Reste que, en droit de la sécurité sociale, c’est bien également d’une faute dont il question – la « faute inexcusable » de l’employeur. Sur le plan probatoire, d’ailleurs, la faute inexcusable a bien à être prouvée par le salarié qui l’invoque (voir notamment Civ. 2ème 8 juillet 2004, Dr. soc. 2004. 1044, note X. Prétot). Et pour la démonstration de cette faute inexcusable, le seul manquement à l’obligation de sécurité de résultat – donc l’atteinte à la santé physique ou mentale – ne suffit pas : il faut démontrer que l’employeur « avait ou aurait dû avoir conscience du danger auquel était exposé le salarié, et qu’il n’a pas pris les mesures nécessaires pour l’en préserver» (Soc. 28 février 2002, préc.). On peut donc penser que la Cour de cassation, dans l’arrêt Air France, souhaite comme unifier les contentieux sur l’obligation de sécurité.
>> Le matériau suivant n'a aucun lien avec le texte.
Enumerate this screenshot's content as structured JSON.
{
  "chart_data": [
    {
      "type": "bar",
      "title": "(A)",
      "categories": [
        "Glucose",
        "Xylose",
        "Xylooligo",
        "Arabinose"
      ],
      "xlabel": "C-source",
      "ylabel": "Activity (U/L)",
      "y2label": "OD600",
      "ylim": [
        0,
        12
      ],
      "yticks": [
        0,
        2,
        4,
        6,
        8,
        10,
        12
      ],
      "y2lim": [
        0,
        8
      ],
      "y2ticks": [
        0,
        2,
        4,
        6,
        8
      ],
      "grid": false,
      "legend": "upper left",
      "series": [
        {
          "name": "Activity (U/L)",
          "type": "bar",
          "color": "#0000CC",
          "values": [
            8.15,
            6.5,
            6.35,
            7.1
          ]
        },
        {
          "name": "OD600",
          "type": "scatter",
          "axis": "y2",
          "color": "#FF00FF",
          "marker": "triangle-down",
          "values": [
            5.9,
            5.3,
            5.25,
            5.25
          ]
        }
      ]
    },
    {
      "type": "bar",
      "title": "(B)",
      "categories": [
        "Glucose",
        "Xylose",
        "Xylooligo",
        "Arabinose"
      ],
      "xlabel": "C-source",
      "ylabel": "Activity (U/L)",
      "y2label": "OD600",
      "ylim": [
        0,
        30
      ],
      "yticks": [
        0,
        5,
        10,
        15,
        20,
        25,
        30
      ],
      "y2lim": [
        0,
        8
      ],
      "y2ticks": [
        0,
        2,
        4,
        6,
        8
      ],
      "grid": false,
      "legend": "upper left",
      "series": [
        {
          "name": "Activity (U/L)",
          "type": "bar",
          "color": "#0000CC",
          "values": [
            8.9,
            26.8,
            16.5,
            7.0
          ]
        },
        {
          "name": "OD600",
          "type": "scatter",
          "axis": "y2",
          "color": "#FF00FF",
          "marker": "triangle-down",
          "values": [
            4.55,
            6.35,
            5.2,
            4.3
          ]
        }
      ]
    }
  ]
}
Cette unification, si elle a lieu, ne risque-t-elle pas de remettre en cause d’autres solutions retenues en droit du travail ? La Cour de cassation tendait par exemple à retenir que le non-respect par des salariés de l’interdiction de fumer dans les locaux de travail caractérisait un manquement à l’obligation de sécurité de résultat à l’égard des autres salariés, justifiant ainsi une prise d’acte de rupture (Soc. 29 juin 2005, Dr. soc. 2005. 971, note P.-Y. Verkindt ; D. 2005. 2565, note A. Bugada). Plus significatif encore, le cas des violences ou harcèlements exercés par un salarié à l’égard d’un autre : le manquement à l’obligation de sécurité se trouve caractérisé alors même que l’employeur aurait pris les mesures en vue de faire cesser les agissements et qu’il n’aurait commis aucune faute (voir notamment Soc. 19 octobre 2011, RDT2012. 44, note M. Véricel : « Attendu que l’employeur est tenu envers ses salariés d’une obligation de sécurité de résultat en matière de protection de la santé et de la sécurité des travailleurs, notamment en matière de harcèlement moral, et que l’absence de faute de sa part ne peut l’exonérer de sa responsabilité ; qu’il doit répondre des agissements des personnes qui exercent, de fait ou de droit, une autorité sur les salariés »). Et que dire du contentieux relatif au préjudice d’anxiété des salariés exposés à l’amiante pour la période précédant leur prise en charge par la Sécurité Sociale ?
Si le présent arrêt rendu par la Cour de cassation est promis à la plus large publication, il est loin de lever tous les doutes qui entourent l’avenir de l’obligation de sécurité qui pèse sur l’employeur à l’égard de ses salariés.